Surprisingly Similar: The Mass Function of Gaia Neutron Stars and First-Born Double Neutron Stars
Aryanna Schiebelbein-Zwack, L. A. C van Son, Maya Fishbach, Will M. Farr
TL;DR
This study tests whether the natal mass function of first-born neutron stars is universal across binary environments by comparing Gaia-detected NSs in wide binaries to the first-born recycled NSs in Galactic double neutron star systems. The authors fit a two-component Gaussian model to each population and quantify their similarity using Jensen–Shannon divergence and the Wasserstein distance, finding JS$\leq$0.08 and W$\leq$0.063 M$_\odot$ at 90% credibility.
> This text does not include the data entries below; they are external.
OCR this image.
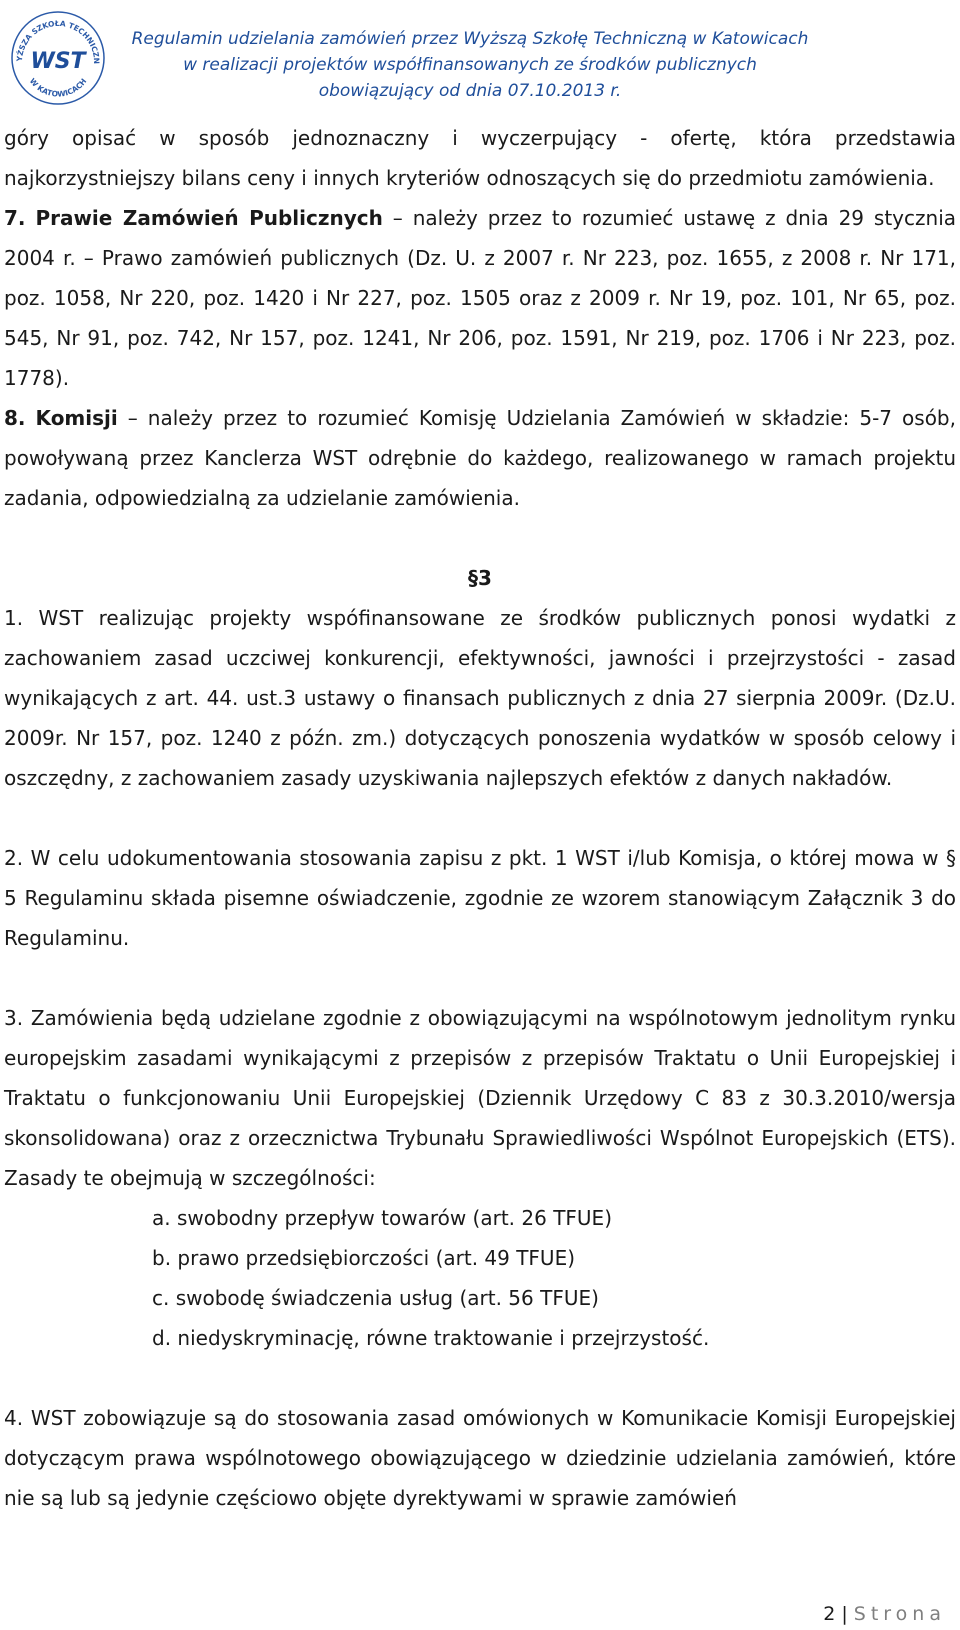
YŻSZA SZKOŁA TECHNICZN
W KATOWICACH
WST
Regulamin udzielania zamówień przez Wyższą Szkołę Techniczną w Katowicach
w realizacji projektów współfinansowanych ze środków publicznych
obowiązujący od dnia 07.10.2013 r.

góry opisać w sposób jednoznaczny i wyczerpujący - ofertę, która przedstawia najkorzystniejszy bilans ceny i innych kryteriów odnoszących się do przedmiotu zamówienia.

7. Prawie Zamówień Publicznych – należy przez to rozumieć ustawę z dnia 29 stycznia 2004 r. – Prawo zamówień publicznych (Dz. U. z 2007 r. Nr 223, poz. 1655, z 2008 r. Nr 171, poz. 1058, Nr 220, poz. 1420 i Nr 227, poz. 1505 oraz z 2009 r. Nr 19, poz. 101, Nr 65, poz. 545, Nr 91, poz. 742, Nr 157, poz. 1241, Nr 206, poz. 1591, Nr 219, poz. 1706 i Nr 223, poz. 1778).

8. Komisji – należy przez to rozumieć Komisję Udzielania Zamówień w składzie: 5-7 osób, powoływaną przez Kanclerza WST odrębnie do każdego, realizowanego w ramach projektu zadania, odpowiedzialną za udzielanie zamówienia.

§3

1. WST realizując projekty wspófinansowane ze środków publicznych ponosi wydatki z zachowaniem zasad uczciwej konkurencji, efektywności, jawności i przejrzystości - zasad wynikających z art. 44. ust.3 ustawy o finansach publicznych z dnia 27 sierpnia 2009r. (Dz.U. 2009r. Nr 157, poz. 1240 z późn. zm.) dotyczących ponoszenia wydatków w sposób celowy i oszczędny, z zachowaniem zasady uzyskiwania najlepszych efektów z danych nakładów.

2. W celu udokumentowania stosowania zapisu z pkt. 1 WST i/lub Komisja, o której mowa w § 5 Regulaminu składa pisemne oświadczenie, zgodnie ze wzorem stanowiącym Załącznik 3 do Regulaminu.

3. Zamówienia będą udzielane zgodnie z obowiązującymi na wspólnotowym jednolitym rynku europejskim zasadami wynikającymi z przepisów z przepisów Traktatu o Unii Europejskiej i Traktatu o funkcjonowaniu Unii Europejskiej (Dziennik Urzędowy C 83 z 30.3.2010/wersja skonsolidowana) oraz z orzecznictwa Trybunału Sprawiedliwości Wspólnot Europejskich (ETS). Zasady te obejmują w szczególności:

a. swobodny przepływ towarów (art. 26 TFUE)
b. prawo przedsiębiorczości (art. 49 TFUE)
c. swobodę świadczenia usług (art. 56 TFUE)
d. niedyskryminację, równe traktowanie i przejrzystość.

4. WST zobowiązuje są do stosowania zasad omówionych w Komunikacie Komisji Europejskiej dotyczącym prawa wspólnotowego obowiązującego w dziedzinie udzielania zamówień, które nie są lub są jedynie częściowo objęte dyrektywami w sprawie zamówień

2 | Strona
The inferred parameters for both populations show substantial overlap, with a narrow low-mass peak near $\sim 1.3$ M$_\odot$ and a higher-mass tail around $1.5$–$1.6$ M$_\odot$, suggesting a common natal origin rather than differential accretion histories. These results imply a potential universality in the birth masses of first-born NSs, reinforcing the view that binary evolution leaves minimal imprint on the mass distribution; upcoming Gaia data releases are expected to sharpen these conclusions.
Abstract
The mass distribution of neutron stars encodes information about their formation and binary evolution. We compare the masses of two distinct populations: I) the recently identified Gaia neutron stars in wide orbits with solar-like companions and, II) the assumed first-born recycled pulsar in Galactic double neutron star systems. Naively, one would expect their masses to differ due to both the presumed differences in their evolutionary histories, as well as astrophysical selection effects that can filter out configurations that would merge or be disrupted. Yet, we find that their mass distributions are strikingly similar. Using a two-component Gaussian model, we find that both populations exhibit a narrow component centred near $1.3 \text{ M}_\odot$, accompanied by a broader, higher-mass component that extends the distribution toward larger masses. The highest density regions of their fitted parameter posteriors coincide by over 91.6%. Statistical tests further confirm the agreement between these distributions with a Jensen-Shannon divergence $JS < 0.08$ and an earth mover's distance of $W <0.063 \text{ M}_\odot$ at 90% credibility. This finding seems to imply that both mass functions reflect the natal mass distribution of first-born neutron stars in binary systems, supporting the hypothesis that neutron stars can be born with high masses. Consequently and perhaps surprisingly, binary evolutionary processes need not impart features on the NS mass distribution.